On Malawi's Independence Day, Marco Impagliazzo visited the communities of Lilongwe and the Ndzaleka refugee camp

On 6 July 1964, Nyasaland, the 'land of the lake' as the small sub-Saharan country was called, achieved full independence as Malawi. A peaceful transition to independence from the United Kingdom, yet it lasted only a short time. Just two years later Malawi began a slow but inexorable erosion of its fragile democracy towards a dictatorship. The country isolated from the world until 1994 when free elections were held. Lilongwe, a small trading centre with a population of 20,000, became capital in 1975. It has now a population of 1.2 million. In the last ten years, huge residential areas  have been built in the suburbs expanding the borders of the city which has been experiencing the contradictions of a rapid and chaotic development. Sant'Egidio has recently extended its presence in some of these new neighbourhood, including Kawale, where there is a Community centre, and Area 25, which has recently become like a city within the city.

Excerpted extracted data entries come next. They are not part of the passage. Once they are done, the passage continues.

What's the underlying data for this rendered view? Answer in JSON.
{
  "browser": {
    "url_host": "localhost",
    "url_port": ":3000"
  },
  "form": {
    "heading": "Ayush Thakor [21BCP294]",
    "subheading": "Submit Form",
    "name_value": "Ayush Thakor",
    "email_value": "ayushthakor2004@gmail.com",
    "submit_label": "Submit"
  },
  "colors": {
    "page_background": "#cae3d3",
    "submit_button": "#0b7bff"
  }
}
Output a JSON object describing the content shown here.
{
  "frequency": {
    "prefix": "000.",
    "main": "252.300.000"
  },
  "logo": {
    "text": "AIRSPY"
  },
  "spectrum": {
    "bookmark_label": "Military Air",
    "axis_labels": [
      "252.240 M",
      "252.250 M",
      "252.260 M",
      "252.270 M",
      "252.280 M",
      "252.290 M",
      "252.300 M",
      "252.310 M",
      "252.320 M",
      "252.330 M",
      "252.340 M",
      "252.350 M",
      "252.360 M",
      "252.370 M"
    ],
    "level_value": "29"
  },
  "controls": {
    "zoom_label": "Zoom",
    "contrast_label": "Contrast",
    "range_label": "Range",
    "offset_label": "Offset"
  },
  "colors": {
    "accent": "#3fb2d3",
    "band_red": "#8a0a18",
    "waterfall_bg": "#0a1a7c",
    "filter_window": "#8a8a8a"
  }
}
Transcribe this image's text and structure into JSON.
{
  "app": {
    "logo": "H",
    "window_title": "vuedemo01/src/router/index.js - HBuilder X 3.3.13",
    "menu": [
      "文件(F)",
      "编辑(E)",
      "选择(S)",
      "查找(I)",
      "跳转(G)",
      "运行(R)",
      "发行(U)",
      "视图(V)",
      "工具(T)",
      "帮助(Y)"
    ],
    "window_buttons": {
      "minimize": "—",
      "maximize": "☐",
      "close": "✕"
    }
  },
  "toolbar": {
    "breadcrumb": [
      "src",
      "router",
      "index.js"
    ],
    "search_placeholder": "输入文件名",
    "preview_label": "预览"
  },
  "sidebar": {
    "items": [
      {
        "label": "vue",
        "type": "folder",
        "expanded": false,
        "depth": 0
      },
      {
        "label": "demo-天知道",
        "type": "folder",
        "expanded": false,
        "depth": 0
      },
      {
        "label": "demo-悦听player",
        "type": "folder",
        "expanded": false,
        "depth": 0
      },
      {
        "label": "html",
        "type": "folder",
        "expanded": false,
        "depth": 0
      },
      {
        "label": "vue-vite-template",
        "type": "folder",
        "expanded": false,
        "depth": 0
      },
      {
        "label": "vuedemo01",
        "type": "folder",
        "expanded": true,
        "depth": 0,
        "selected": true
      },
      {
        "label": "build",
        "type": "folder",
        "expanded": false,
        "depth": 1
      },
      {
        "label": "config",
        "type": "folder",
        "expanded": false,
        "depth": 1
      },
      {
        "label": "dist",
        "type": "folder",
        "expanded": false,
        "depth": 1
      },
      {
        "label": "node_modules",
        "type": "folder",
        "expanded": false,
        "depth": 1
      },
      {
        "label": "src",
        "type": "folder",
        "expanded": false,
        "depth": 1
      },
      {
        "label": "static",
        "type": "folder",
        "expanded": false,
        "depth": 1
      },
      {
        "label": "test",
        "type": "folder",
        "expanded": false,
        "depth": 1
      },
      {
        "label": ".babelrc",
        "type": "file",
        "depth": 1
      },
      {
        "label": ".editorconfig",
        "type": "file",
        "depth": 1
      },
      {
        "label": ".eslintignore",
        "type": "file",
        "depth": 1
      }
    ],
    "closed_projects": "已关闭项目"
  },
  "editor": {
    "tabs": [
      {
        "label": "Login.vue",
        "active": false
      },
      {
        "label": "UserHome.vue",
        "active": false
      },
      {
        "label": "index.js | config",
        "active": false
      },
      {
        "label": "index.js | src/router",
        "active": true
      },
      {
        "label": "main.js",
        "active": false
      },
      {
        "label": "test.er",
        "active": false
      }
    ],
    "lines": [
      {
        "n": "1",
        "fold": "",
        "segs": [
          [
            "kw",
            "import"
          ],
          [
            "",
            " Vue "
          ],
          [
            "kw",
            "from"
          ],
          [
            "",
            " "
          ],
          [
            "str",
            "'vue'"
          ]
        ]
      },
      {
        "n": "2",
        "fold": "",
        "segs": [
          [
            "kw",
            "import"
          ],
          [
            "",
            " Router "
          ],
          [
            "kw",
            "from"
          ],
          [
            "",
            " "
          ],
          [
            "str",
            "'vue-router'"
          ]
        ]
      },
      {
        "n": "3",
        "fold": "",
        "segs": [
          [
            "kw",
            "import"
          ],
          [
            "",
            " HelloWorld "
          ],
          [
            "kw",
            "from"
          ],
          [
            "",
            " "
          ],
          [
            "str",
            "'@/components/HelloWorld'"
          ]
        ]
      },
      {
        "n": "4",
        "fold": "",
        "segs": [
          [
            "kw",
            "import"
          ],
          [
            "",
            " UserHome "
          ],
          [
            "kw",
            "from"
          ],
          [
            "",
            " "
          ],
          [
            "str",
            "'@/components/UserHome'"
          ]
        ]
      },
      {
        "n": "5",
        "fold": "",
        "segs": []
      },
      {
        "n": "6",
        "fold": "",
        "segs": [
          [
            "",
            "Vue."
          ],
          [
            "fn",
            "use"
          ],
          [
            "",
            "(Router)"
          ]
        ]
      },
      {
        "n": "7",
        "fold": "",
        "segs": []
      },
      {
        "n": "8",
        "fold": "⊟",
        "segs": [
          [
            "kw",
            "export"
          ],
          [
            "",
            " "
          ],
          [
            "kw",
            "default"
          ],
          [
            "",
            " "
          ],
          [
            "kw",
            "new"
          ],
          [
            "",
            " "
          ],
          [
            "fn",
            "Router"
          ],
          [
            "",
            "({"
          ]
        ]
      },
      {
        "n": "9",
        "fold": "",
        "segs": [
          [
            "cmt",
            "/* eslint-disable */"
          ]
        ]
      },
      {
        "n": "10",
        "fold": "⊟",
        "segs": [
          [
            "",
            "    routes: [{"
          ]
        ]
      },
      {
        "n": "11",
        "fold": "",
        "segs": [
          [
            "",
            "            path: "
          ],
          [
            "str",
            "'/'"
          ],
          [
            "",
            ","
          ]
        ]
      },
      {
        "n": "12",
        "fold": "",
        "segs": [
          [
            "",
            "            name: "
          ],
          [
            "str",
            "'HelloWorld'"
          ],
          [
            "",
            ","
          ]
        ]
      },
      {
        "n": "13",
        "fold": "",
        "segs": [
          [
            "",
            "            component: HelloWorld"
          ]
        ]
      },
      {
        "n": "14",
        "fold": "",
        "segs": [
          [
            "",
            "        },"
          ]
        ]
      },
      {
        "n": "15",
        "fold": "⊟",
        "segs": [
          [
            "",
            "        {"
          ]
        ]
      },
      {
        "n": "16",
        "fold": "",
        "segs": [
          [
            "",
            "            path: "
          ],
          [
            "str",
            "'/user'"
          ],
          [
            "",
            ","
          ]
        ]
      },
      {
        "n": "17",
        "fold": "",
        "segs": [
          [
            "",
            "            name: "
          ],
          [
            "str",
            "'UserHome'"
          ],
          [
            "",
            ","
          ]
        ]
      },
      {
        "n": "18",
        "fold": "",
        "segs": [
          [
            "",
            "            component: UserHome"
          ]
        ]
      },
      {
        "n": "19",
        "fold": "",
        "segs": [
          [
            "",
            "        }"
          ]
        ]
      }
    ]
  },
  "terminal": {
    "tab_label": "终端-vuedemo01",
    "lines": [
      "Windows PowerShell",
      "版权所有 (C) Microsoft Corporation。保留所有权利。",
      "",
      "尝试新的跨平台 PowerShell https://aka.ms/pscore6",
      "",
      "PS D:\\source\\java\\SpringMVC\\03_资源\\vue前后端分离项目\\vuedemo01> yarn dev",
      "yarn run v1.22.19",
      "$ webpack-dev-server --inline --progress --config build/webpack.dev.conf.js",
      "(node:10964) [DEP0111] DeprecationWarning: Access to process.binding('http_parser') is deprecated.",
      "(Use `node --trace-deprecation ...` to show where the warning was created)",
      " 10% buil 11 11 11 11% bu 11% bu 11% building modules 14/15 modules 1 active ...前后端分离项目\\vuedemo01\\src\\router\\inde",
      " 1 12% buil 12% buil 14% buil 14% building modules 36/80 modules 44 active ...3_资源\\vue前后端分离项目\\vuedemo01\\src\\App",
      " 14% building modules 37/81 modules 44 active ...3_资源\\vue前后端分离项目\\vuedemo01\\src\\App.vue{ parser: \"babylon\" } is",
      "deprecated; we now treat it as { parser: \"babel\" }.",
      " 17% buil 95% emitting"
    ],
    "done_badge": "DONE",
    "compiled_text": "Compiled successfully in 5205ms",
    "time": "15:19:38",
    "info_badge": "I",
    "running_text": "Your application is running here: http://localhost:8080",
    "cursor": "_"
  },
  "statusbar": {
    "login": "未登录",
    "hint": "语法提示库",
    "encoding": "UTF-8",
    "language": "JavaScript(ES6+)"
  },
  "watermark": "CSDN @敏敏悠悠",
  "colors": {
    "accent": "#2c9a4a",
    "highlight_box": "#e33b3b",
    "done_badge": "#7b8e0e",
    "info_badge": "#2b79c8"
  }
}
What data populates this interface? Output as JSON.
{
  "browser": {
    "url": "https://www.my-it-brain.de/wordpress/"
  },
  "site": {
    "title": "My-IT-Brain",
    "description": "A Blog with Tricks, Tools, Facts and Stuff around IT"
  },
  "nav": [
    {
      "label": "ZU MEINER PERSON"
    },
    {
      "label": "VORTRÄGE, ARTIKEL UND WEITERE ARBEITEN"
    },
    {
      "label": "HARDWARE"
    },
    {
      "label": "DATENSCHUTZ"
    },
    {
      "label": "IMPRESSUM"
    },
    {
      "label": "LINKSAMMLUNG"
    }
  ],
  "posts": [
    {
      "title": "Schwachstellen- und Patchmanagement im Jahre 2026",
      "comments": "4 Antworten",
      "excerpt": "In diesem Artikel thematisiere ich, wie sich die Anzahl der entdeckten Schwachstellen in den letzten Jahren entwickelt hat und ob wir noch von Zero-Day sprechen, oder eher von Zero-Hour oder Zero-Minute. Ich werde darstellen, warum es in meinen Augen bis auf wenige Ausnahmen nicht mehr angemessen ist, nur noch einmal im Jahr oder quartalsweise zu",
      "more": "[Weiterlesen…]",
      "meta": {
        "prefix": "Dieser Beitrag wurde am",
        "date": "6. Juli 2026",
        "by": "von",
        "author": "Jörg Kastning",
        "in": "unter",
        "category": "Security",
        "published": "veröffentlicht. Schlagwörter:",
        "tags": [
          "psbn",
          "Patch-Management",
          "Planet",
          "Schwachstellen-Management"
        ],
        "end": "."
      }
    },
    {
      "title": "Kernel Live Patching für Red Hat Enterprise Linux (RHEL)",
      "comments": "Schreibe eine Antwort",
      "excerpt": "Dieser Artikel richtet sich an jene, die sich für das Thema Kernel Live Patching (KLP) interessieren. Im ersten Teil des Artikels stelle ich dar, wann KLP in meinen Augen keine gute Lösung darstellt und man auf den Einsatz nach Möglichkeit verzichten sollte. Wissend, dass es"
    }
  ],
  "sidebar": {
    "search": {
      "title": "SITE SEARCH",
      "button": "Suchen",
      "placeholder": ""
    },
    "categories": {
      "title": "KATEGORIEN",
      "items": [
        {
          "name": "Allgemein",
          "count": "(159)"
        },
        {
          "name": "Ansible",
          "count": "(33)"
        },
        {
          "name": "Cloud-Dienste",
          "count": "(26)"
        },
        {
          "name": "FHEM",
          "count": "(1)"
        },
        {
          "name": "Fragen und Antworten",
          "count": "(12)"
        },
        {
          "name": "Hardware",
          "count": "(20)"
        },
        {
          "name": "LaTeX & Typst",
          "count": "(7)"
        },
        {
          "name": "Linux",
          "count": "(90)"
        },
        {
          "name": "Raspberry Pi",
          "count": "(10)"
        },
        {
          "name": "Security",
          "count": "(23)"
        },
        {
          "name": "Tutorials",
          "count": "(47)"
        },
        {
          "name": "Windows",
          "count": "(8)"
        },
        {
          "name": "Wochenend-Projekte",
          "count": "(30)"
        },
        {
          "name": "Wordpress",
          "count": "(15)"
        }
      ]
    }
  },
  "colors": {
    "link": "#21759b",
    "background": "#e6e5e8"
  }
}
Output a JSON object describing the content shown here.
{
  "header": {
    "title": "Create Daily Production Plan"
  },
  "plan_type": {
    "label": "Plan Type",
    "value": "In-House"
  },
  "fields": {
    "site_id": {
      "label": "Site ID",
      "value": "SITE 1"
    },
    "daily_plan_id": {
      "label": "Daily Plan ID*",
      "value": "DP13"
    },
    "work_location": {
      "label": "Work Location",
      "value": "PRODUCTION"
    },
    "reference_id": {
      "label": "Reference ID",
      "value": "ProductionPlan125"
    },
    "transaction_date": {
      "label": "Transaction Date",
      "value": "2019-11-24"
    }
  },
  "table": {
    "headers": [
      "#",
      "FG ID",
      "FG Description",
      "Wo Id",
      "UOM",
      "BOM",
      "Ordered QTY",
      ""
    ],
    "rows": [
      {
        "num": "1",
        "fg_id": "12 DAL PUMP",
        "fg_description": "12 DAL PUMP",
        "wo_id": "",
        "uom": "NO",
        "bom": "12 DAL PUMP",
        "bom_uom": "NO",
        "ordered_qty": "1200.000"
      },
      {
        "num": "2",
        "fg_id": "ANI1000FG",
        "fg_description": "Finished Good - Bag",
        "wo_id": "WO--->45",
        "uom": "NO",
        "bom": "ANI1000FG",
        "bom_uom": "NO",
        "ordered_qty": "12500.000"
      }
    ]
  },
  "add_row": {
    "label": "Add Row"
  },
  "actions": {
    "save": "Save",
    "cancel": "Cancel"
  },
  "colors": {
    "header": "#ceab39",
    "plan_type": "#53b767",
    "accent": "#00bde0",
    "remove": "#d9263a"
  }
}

Sant'Egidio's presence accompanies the lives of children with the School of Peace and many lonely and sick elderly people who find in the Community's new centre - a large tent so far - a family and a safe haven that counteracts the culture of throw away and marginalization they suffer. Here Marco Impagliazzo met the Youth for Peace, the children and a delegation of elderly people. Then he paid a significant visit to the Ndzaleka refugee camp where 56,000 people live - refugees from the Great Lakes region. A Community was born in the camp five years ago on the initiative of some refugees who had already met Sant'Egidio in Kivu. There is now a very busy School of Peace in the camp and a service to support and be close to the most vulnerable elderly.

A large assembly of Lilongwe Communities with delegations from Mzuzu city and Zambia marked the day of celebration. Marco Impagliazzo, starting from the memory of independence, reflected on the role of the Community so that the independence of Malawi may be fulfilled every day in a common commitment for peace in the country, and liberation from all those obstacles still oppressing so many elderly, women and children.